Generally, the antioxidant pharmacotherapy can be divided in the use of antioxidant enzyme and substrates, biogenic elements, combined drugs, synthetic antioxidants, and drugs with antioxidant activity. There are also a large number of natural cellular defence mechanisms as the naturally existing antioxidant components, which neutralises free radical damage. The enzymatic antioxidant systems, such as copper, zinc, manganese superoxide dismutase, glutathione peroxidase, glutathione reductase, and catalase may remove the ROS directly or sequentially, preventing their excessive accumulation and consequent adverse effects. Non-enzymatic antioxidant systems consist of scavenging molecules that are endogenously produced such as glutathione, ubiquinol, and uric acid or derivatives of the diet such as vitamins C and E, carotenoids, lipoic acid, selenium, etc.

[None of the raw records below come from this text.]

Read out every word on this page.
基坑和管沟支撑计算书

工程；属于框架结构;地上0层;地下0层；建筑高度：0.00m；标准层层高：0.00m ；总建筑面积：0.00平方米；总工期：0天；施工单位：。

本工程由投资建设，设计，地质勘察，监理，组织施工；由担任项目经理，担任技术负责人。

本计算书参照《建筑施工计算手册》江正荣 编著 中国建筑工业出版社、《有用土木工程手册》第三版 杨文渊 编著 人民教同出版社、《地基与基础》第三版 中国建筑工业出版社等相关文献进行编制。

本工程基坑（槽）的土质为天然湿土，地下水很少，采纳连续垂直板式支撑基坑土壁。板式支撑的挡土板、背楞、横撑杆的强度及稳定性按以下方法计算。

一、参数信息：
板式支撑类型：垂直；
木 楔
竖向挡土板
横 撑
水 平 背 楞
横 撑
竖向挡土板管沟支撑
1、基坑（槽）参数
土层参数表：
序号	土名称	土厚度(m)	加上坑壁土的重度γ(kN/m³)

Exercise training results in an up-regulation of antioxidant defence mechanisms in various tissues, presumably due to increased levels of oxidative stress that occurs during exercise.

Well-established antioxidants derived from the diet are vitamins C, E, A, and carotenoids, which have been studied intensively. In general, exogenous antioxidants can compensate for the lower plasma antioxidant levels often observed in T2DM and in pre-diabetic individuals, whether their diabetes is primarily genetic in origin or due to obesity and a sedentary lifestyle. Vitamin C (ascorbic acid) and vitamin E (tocopherol) have well-described antioxidant properties. Vegetables and fruits have in their natural composition other substances besides these antioxidant vitamins, which guarantees health benefits associated with its consumption. Over the past decade, evidence has been accumulated that plant polyphenols are an important class of defence antioxidants. These compounds are widespread virtually in all plant foods, often at high levels, and include phenols, phenolic acids, and flavonoids.

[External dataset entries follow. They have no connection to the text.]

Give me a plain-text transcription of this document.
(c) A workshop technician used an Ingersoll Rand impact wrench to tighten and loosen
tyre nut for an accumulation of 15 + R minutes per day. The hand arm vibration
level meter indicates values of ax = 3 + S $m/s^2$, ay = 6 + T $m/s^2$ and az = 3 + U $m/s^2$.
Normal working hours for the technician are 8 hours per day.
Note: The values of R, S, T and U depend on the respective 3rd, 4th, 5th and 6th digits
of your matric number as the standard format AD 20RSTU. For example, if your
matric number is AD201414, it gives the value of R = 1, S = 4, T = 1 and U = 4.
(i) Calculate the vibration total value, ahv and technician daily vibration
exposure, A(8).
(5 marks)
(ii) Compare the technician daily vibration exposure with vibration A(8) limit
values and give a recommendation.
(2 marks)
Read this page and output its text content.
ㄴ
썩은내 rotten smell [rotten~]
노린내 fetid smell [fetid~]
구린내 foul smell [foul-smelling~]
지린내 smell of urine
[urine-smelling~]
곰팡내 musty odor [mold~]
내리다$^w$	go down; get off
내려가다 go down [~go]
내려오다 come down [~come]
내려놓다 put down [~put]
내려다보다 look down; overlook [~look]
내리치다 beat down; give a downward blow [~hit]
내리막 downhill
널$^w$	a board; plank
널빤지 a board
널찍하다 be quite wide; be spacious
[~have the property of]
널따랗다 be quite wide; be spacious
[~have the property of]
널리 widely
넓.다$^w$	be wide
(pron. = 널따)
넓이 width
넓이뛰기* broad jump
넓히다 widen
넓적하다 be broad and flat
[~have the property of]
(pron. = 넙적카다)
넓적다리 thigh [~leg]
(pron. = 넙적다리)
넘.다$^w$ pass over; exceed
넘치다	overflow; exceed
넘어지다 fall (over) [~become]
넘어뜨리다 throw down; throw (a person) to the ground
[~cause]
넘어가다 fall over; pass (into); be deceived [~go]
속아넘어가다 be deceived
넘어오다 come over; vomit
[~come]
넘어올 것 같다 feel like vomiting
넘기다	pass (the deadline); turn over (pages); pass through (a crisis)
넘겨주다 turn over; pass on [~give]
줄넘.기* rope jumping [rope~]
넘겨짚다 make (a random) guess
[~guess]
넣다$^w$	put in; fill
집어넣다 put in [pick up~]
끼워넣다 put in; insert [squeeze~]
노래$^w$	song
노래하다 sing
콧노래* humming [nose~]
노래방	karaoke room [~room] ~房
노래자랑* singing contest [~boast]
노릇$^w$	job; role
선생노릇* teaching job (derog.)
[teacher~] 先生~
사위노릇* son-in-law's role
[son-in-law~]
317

In a prospective cohort study, vitamin C intake was found to be significantly lower among incident cases of T2DM. In three prospective observational studies, serum α-tocopherol levels were associated with lower risk of type T1DM or T2DM. In another prospective study, cohort of more than 4,000 non-diabetic subjects over 23 years, vitamin E intake was significantly associated with a reduced risk of T2DM.

However, despite observational studies suggesting an association between antioxidant vitamin intake and reduced cardiovascular risk, this has not been borne out in interventional trials. Studies of the effect of ascorbic acid and tocopherol on endothelial dysfunction in T2DM have yielded mixed results.

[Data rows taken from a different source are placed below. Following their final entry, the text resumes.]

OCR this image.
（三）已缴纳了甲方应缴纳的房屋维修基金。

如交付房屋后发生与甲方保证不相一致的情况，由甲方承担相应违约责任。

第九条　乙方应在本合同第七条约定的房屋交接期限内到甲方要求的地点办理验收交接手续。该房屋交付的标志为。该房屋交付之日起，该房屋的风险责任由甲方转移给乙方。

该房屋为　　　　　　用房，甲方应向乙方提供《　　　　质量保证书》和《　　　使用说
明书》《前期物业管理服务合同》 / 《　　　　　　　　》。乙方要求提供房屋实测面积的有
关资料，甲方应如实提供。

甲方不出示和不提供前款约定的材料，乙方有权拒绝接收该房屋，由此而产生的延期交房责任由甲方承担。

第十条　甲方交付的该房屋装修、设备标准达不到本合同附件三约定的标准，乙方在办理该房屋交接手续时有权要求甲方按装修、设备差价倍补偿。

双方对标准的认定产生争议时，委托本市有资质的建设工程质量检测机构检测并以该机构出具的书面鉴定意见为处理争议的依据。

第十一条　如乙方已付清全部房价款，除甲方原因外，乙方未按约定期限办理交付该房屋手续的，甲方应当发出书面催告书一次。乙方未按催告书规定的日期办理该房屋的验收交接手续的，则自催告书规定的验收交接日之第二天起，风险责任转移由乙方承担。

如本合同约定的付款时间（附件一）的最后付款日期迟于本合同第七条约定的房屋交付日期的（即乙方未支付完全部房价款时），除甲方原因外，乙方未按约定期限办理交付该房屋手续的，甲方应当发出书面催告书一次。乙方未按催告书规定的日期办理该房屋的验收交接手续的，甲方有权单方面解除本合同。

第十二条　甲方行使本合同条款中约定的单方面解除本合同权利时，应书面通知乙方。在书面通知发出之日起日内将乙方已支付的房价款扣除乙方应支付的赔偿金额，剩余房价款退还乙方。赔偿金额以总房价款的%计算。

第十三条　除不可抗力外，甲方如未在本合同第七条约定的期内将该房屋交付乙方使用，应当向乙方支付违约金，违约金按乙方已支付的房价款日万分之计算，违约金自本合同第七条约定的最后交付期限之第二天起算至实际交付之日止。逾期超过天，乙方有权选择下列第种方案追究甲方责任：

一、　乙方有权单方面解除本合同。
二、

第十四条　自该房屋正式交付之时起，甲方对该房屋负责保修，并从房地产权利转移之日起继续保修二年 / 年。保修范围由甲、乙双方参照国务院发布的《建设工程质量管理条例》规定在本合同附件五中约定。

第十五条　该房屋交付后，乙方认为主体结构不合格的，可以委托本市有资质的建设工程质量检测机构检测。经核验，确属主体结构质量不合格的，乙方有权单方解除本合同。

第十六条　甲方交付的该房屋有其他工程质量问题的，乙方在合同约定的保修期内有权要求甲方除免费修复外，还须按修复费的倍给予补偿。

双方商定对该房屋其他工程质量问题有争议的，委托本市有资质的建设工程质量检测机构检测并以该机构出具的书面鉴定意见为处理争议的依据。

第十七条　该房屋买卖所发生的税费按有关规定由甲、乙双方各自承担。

Coenzyme Q or ubiquinone may decrease oxidative stress not only by quenching reactive oxidant species but also by ‘recoupling’ mitochondrial oxidative phosphorylation, thereby reducing superoxide production. Alpha-lipoic acid, a critical co-factor for mitochondrial dehydrogenase reactions, is another compound with free radical-scavenging activity. Lipoic acid was found to increase glucose transport in muscle cells in culture by stimulating translocation of GLUT4 from internal pools to the plasma membrane. In cultured adipocytes, treatment with lipoic acid protected the insulin receptor from oxidative damage, maintaining its functional integrity. A placebo-controlled explorative study of patients with T2DM indicated that oral administration of lipoic acid significantly increased insulin-mediated glucose uptake, presumably by modulating insulin sensitivity.

In addition to the antioxidants mentioned, a number of commonly used drugs have been reported to have antioxidant activity, in addition to their primary pharmacological property. For example, gemfibrozil, a lipid-lowering fibrate, was previously reported to have antioxidant actions. Anti- hyperlipidaemic statins are thought to exert antioxidant effects. In addition, it has been demonstrated that at least a part of the beneficial vascular effects of thiazolidinediones are linked with their antioxidant properties.